Les faits

Une ordonnance sera bientôt publiée, après délibération en Conseil des ministres, visant à la création de la nouvelle ANC (Autorité des Normes Comptables), qui remplacera à la fois l’ancien Conseil National de la Comptabilité (CNC) et le Comité de Réglementation Comptable (CRC).
Cette nouvelle ANC édictera les prescriptions comptables (fonction de normalisateur national), donnera son avis sur des projets élaborés par d’autres autorités nationales et sur les projets IFRS à venir (« Discussion Paper » ou « Exposure Draft ») et assurera la coordination des travaux « théoriques et méthodologiques » en la matière.
Elle comprendra un collège (16 membres, dont un représentant de l’AMF et de la Commission Bancaire), des commissions spécialisées et un comité consutatif. Un commissaire du gouvernement (directeur du Trésor) siègera sans voix délibérative auprès des trois instances précédemment citées et pourra demander une seconde délibération du collège.
L’ANC adoptera des règlements, publiés au Journal Officiel de la République (après avis du garde des Sceaux et du ministre du Budget).

Commentaires

Par la création de cette nouvelle ANC, la France se dote d’un outil qui se veut plus efficace, toujours aussi réglementaire et plus tourné vers l’international.

Plus efficace.

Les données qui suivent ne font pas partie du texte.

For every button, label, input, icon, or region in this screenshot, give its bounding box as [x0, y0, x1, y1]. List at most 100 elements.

Une autorité au lieu de deux, et un champ d’application plus élargi (des dispositions qui devaient passer auparavant par le champ de la loi pour modifier le Code de Commerce passeront désormais par l’ ANC).

Aussi réglementaire.
Le non-respect de dispositions comptables pouvant entraîner des poursuites pénales, il était hors de question de laisser le champ libre à une autorité exclusivement « technicienne », sans assentiment de la puissance publique, ni publication au Journal Officiel (la logique est la même aux USA, où le FASB ne peut aller contre la volonté de la SEC, dont le président est nommé par le président des Etats-Unis).
Il est à noter que le gouvernement n’ a plus le pouvoir d’écrire directement des textes comptables , mais peut refuser ceux proposés par l’ANC (cf. supra).

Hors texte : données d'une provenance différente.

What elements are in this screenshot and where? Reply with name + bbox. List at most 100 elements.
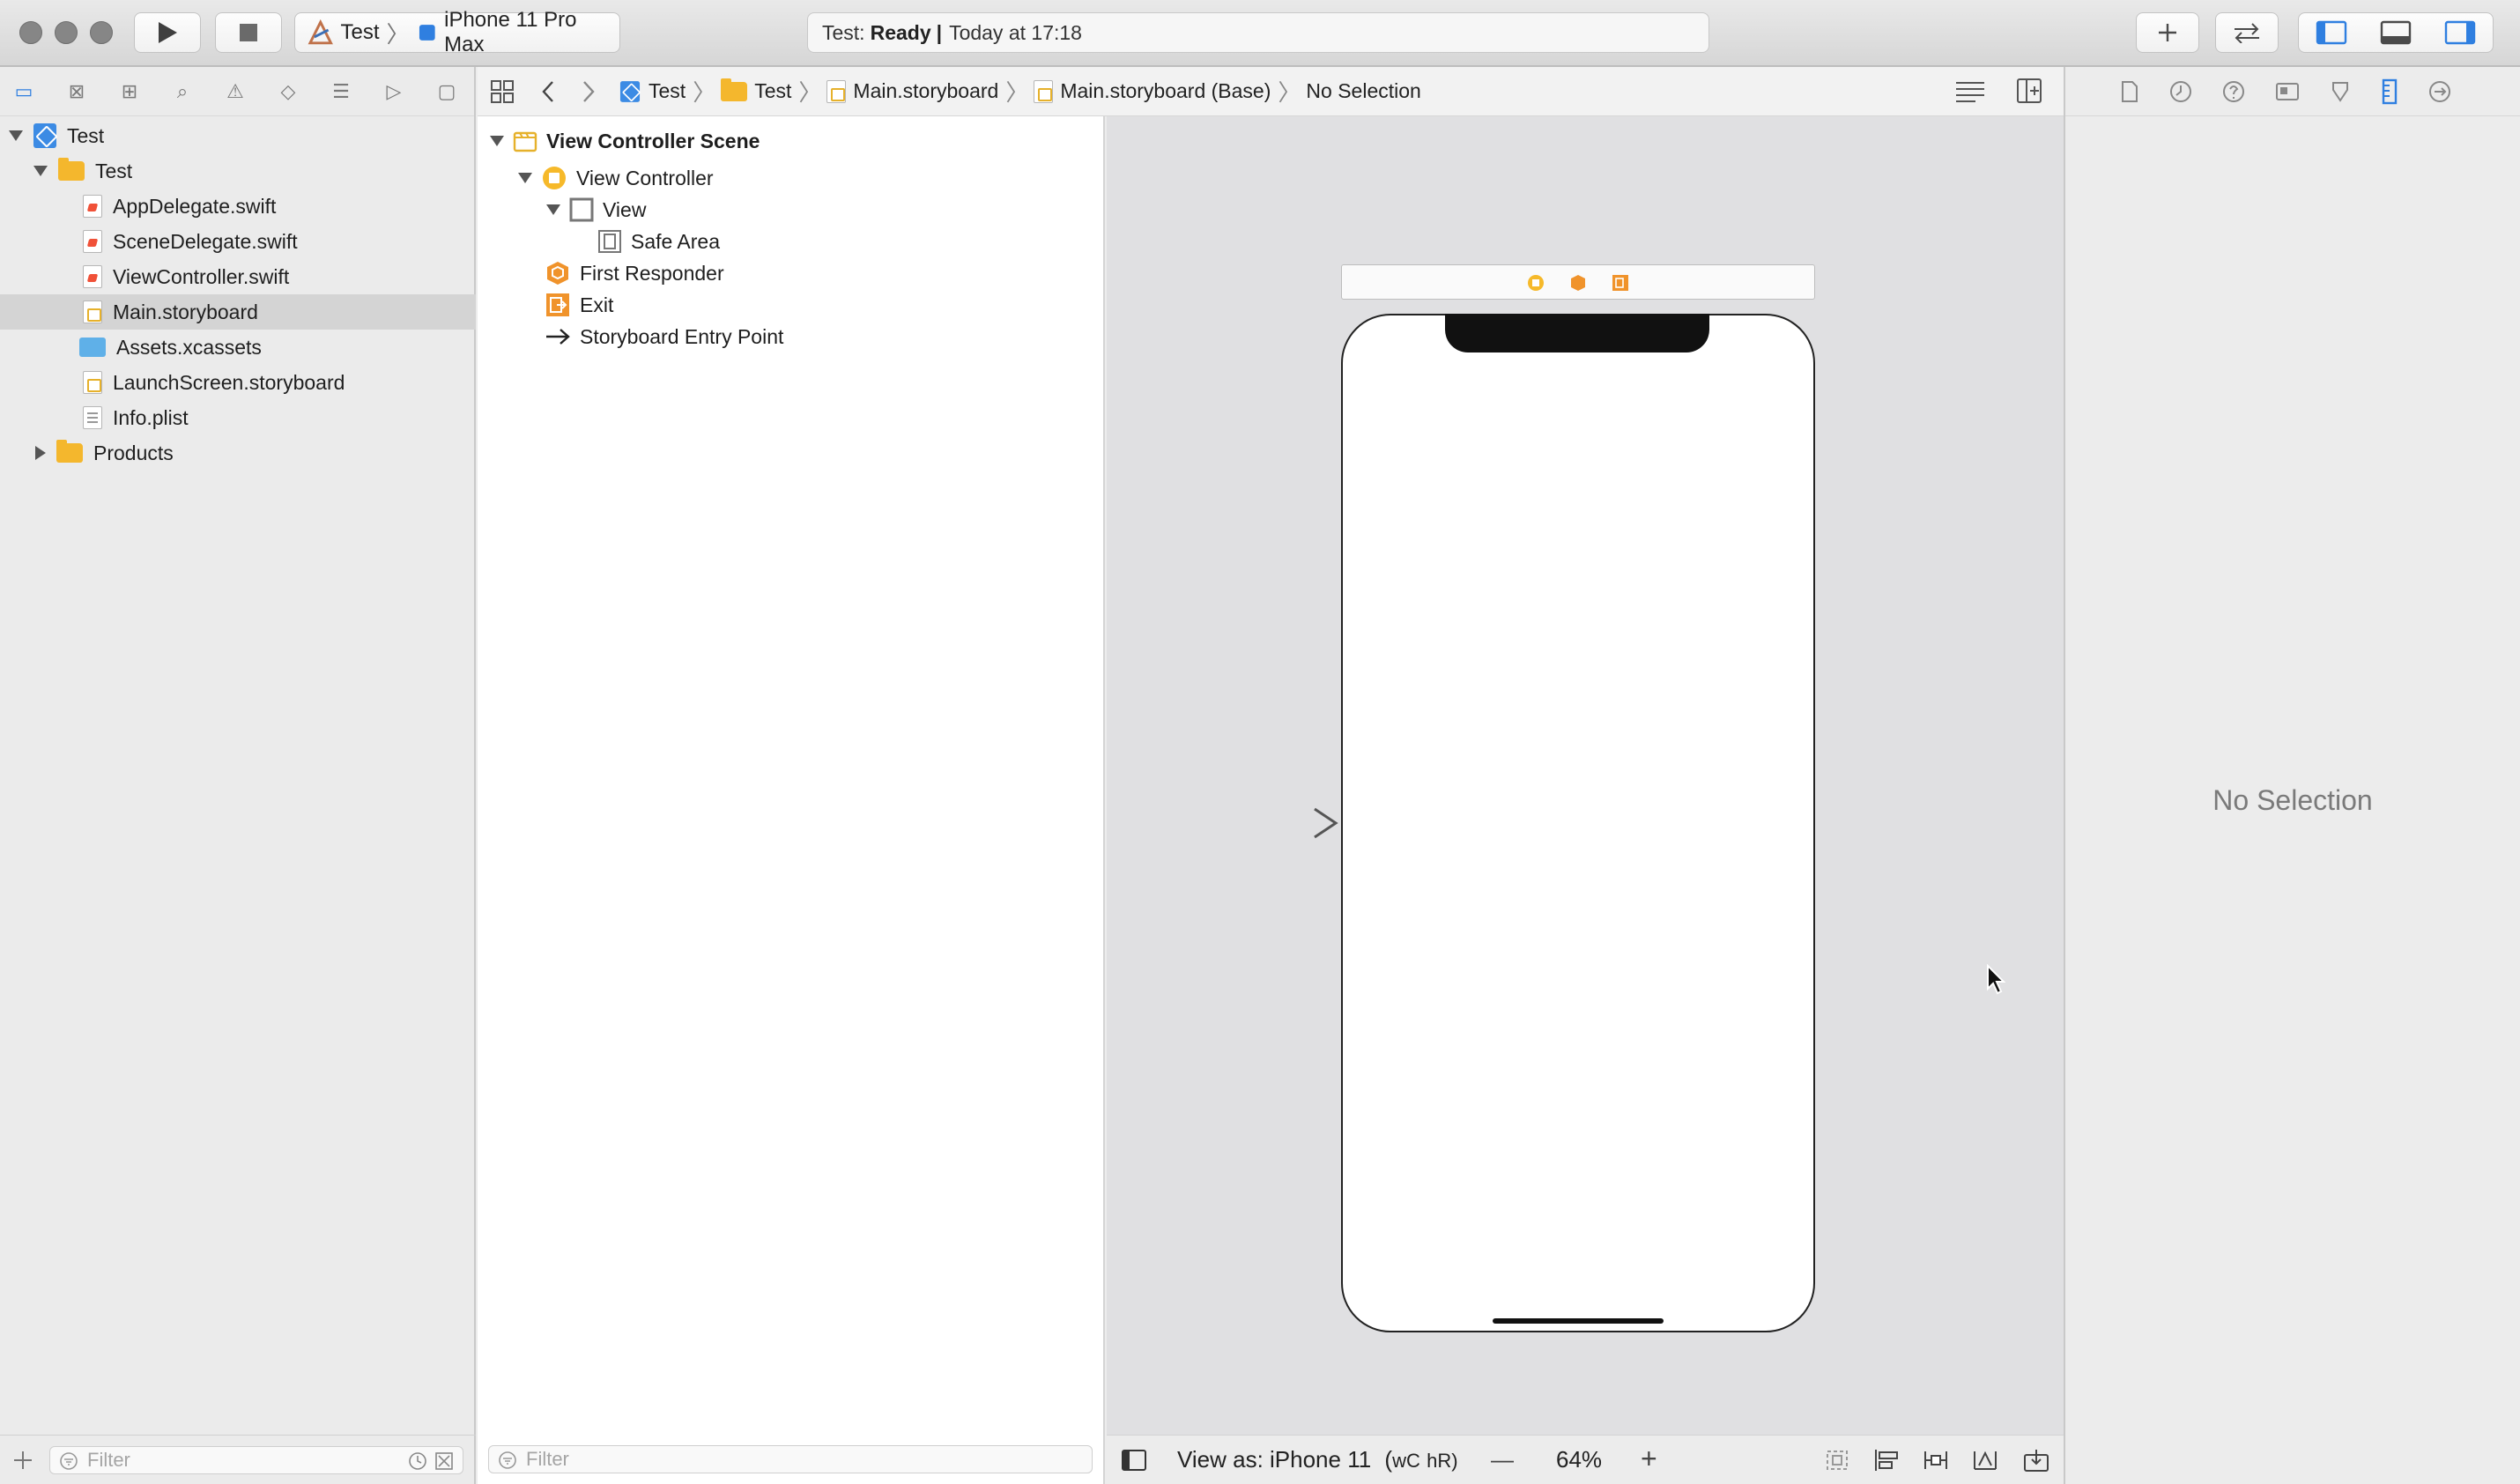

Tourné vers l’ international. Les autorités françaises, ayant réalisé qu’il valait mieux accompagner le changement mondial comptable que de le subir (cf. règlement 2002-12 sur les immobilisations), ont donc mis en place avec l’ ANC une structure d’étude et d’alerte pour espérer « peser » à temps avant que des nouvelles dispositions IFRS, qui seraient par trop éloignées de la doctrine française en la matière, ne soient adoptées définitivement par l’ IASB (même si le « filtre » européen doit ensuite jouer son rôle).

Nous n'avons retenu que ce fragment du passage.